🤖 AI Summary
This work investigates the conditions under which signSGD outperforms SGD, focusing on linear regression settings where features and targets exhibit distinct power-law decay rates. Leveraging a random feature model, we derive an explicit expression for the population risk after a single pass of signSGD training, uncovering its unique drift normalization and noise reshaping effects. Theoretical analysis reveals that in noise-dominated regimes, signSGD achieves a steeper computation-optimal scaling law than SGD. Furthermore, by introducing a warmup-stable-decay (WSD) learning rate schedule, we substantially suppress noise in scenarios where features decay rapidly while the target decays slowly, enabling signSGD to surpass SGD comprehensively in both computational efficiency and generalization performance.
📝 Abstract
We study scaling laws of signSGD under a power-law random features (PLRF) model that accounts for both feature and target decay. We analyze the population risk of a linear model trained with one-pass signSGD on Gaussian-sketched features. We express the risk as a function of model size, training steps, learning rate, and the feature and target decay parameters.
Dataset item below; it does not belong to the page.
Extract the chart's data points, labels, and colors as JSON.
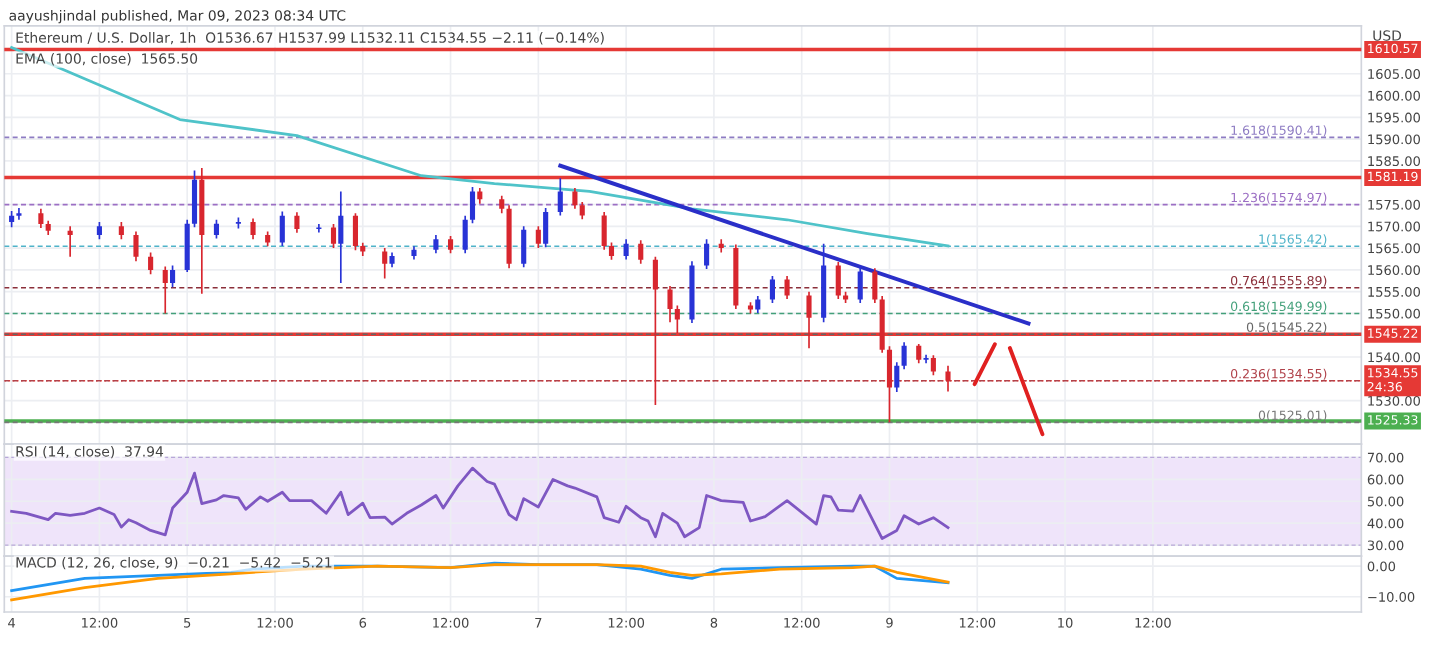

Comparing against the SGD risk analyzed by Paquette et al. (2024), we identify a drift-normalization effect and a noise-reshaping effect unique to signSGD. We then obtain compute-optimal scaling laws under the optimal choice of learning rate. Our analysis shows that the noise-reshaping effect can make the compute-optimal slope of signSGD steeper than that of SGD in regimes where noise is dominant. Finally, we observe that the widely used warmup-stable-decay (WSD) schedule further reduces the noise term and sharpens the compute-optimal slope, when feature decay is fast but target decay is slow.